But they’re not carrying those seeds in their paws… they’ve got to be carrying them in their mouths! Imagine stuffing your mouth full of thistle seeds and then scurrying over the ground and up a tree before trying to spit all that stuff out again. Think about what it feels like to have a hair in your mouth and the sound and faces you make as you try to dislodge it. Now imagine the same sounds and faces on an adorable little mouse trying to spit out an entire mouthful of thistle fluff, which has to be far more worse than hair. This is the lasting imagery in my head, and I can’t tell whether I should be laughing or feeling regretful for screwing up the results of all that effort.

Tall thistle seeds. Nutritious, graceful, and not something you’d want to carry around in your mouth.

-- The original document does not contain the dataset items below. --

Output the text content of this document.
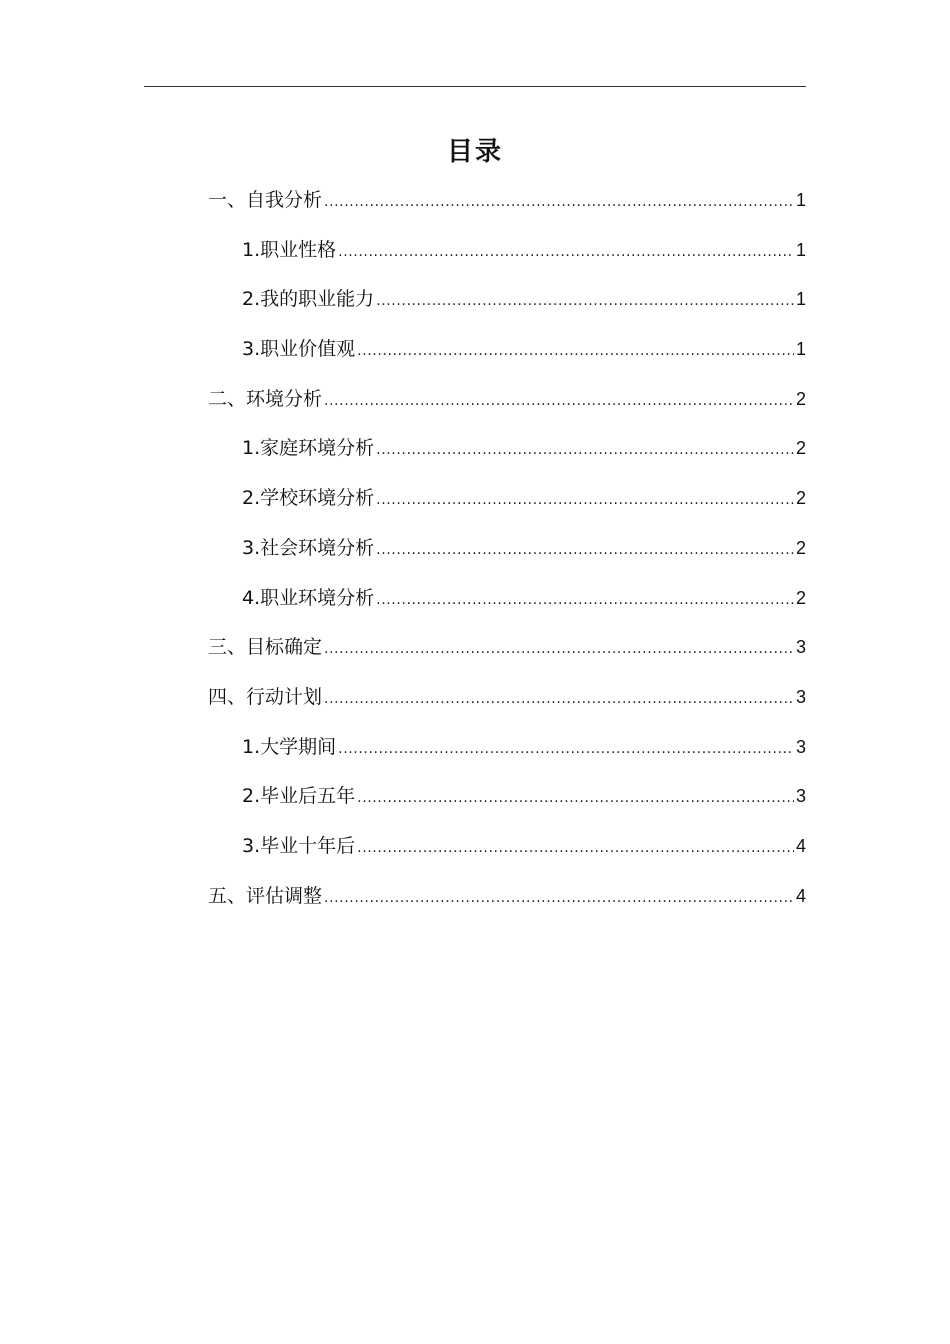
目录
一、自我分析 .....	1
1.职业性格 .....	1
2.我的职业能力 .....	1
3.职业价值观 .....	1
二、环境分析 .....	2
1.家庭环境分析 .....	2
2.学校环境分析 .....	2
3.社会环境分析 .....	2
4.职业环境分析 .....	2
三、目标确定 .....	3
四、行动计划 .....	3
1.大学期间 .....	3
2.毕业后五年 .....	3
3.毕业十年后 .....	4
五、评估调整 .....	4
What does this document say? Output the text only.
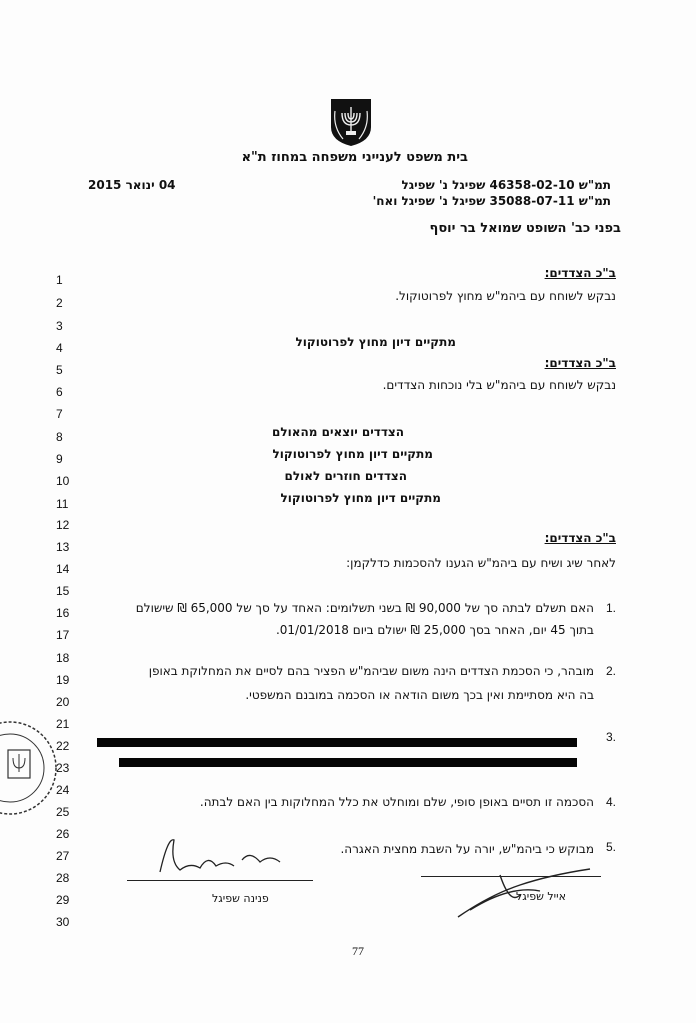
בית משפט לענייני משפחה במחוז ת"א
04 ינואר 2015	תמ"ש 46358-02-10 שפיגל נ' שפיגל
תמ"ש 35088-07-11 שפיגל נ' שפיגל ואח'
בפני כב' השופט שמואל בר יוסף
1
2
3
4
5
6
7
8
9
10
11
12
13
14
15
16
17
18
19
20
21
22
23
24
25
26
27
28
29
30
ב"כ הצדדים:
נבקש לשוחח עם ביהמ"ש מחוץ לפרוטוקול.
מתקיים דיון מחוץ לפרוטוקול
ב"כ הצדדים:
נבקש לשוחח עם ביהמ"ש בלי נוכחות הצדדים.
הצדדים יוצאים מהאולם
מתקיים דיון מחוץ לפרוטוקול
הצדדים חוזרים לאולם
מתקיים דיון מחוץ לפרוטוקול
ב"כ הצדדים:
לאחר שיג ושיח עם ביהמ"ש הגענו להסכמות כדלקמן:
1.
האם תשלם לבתה סך של 90,000 ₪ בשני תשלומים: האחד על סך של 65,000 ₪ שישולם
בתוך 45 יום, האחר בסך 25,000 ₪ ישולם ביום 01/01/2018.
2.
מובהר, כי הסכמת הצדדים הינה משום שביהמ"ש הפציר בהם לסיים את המחלוקת באופן
בה היא מסתיימת ואין בכך משום הודאה או הסכמה במובנם המשפטי.
3.
4.
הסכמה זו תסיים באופן סופי, שלם ומוחלט את כלל המחלוקות בין האם לבתה.
5.
מבוקש כי ביהמ"ש, יורה על השבת מחצית האגרה.
פנינה שפיגל	אייל שפיגל
77
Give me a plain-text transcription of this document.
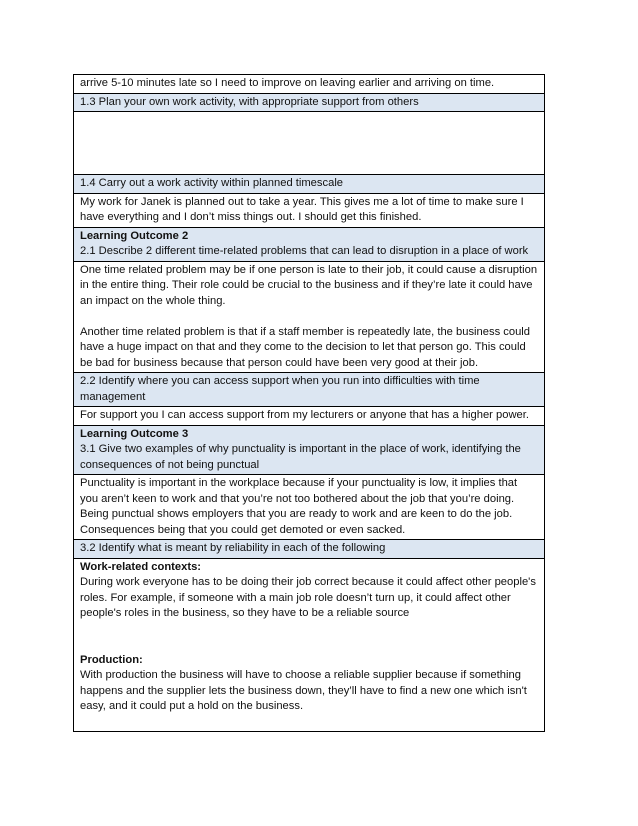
arrive 5-10 minutes late so I need to improve on leaving earlier and arriving on time.

1.3 Plan your own work activity, with appropriate support from others

1.4 Carry out a work activity within planned timescale

My work for Janek is planned out to take a year. This gives me a lot of time to make sure I have everything and I don’t miss things out. I should get this finished.

Learning Outcome 2

2.1 Describe 2 different time-related problems that can lead to disruption in a place of work

One time related problem may be if one person is late to their job, it could cause a disruption in the entire thing. Their role could be crucial to the business and if they’re late it could have an impact on the whole thing.

Another time related problem is that if a staff member is repeatedly late, the business could have a huge impact on that and they come to the decision to let that person go. This could be bad for business because that person could have been very good at their job.

2.2 Identify where you can access support when you run into difficulties with time management

For support you I can access support from my lecturers or anyone that has a higher power.

Learning Outcome 3

3.1 Give two examples of why punctuality is important in the place of work, identifying the consequences of not being punctual

Punctuality is important in the workplace because if your punctuality is low, it implies that you aren’t keen to work and that you’re not too bothered about the job that you’re doing. Being punctual shows employers that you are ready to work and are keen to do the job. Consequences being that you could get demoted or even sacked.

3.2 Identify what is meant by reliability in each of the following

Work-related contexts:

During work everyone has to be doing their job correct because it could affect other people's roles. For example, if someone with a main job role doesn’t turn up, it could affect other people's roles in the business, so they have to be a reliable source

Production:

With production the business will have to choose a reliable supplier because if something happens and the supplier lets the business down, they’ll have to find a new one which isn't easy, and it could put a hold on the business.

I really do feel badly about disturbing all those mice, though at least the weather was really nice as they sought shelter elsewhere. Hopefully, all the mice made their way back to those nests and didn’t mind that the host trees were now oriented horizontally instead of vertically. But while I feel bad about (temporarily?) dislodging them, and while I know it’s not nice of me at all, I’m even more distracted by what sound those mice must have made when they tried to spit out all those fluffy seeds…

‘Phleh! Phleh! Phleh!!’

This entry was posted in Uncategorized by Chris Helzer. Bookmark the permalink.

About Chris Helzer

Chris Helzer is the Director of Science for The Nature Conservancy in Nebraska. His main role is to evaluate and capture lessons from the Conservancy’s land management and restoration work and then share those lessons with other landowners – both private and public. In addition, Chris works to raise awareness about the importance of prairies and their conservation through his writing, photography, and presentations to various groups. Chris is also the author of "The Ecology and Management of Prairies in the Central United States", published by the University of Iowa Press. He lives in Aurora, Nebraska with his wife Kim and their children.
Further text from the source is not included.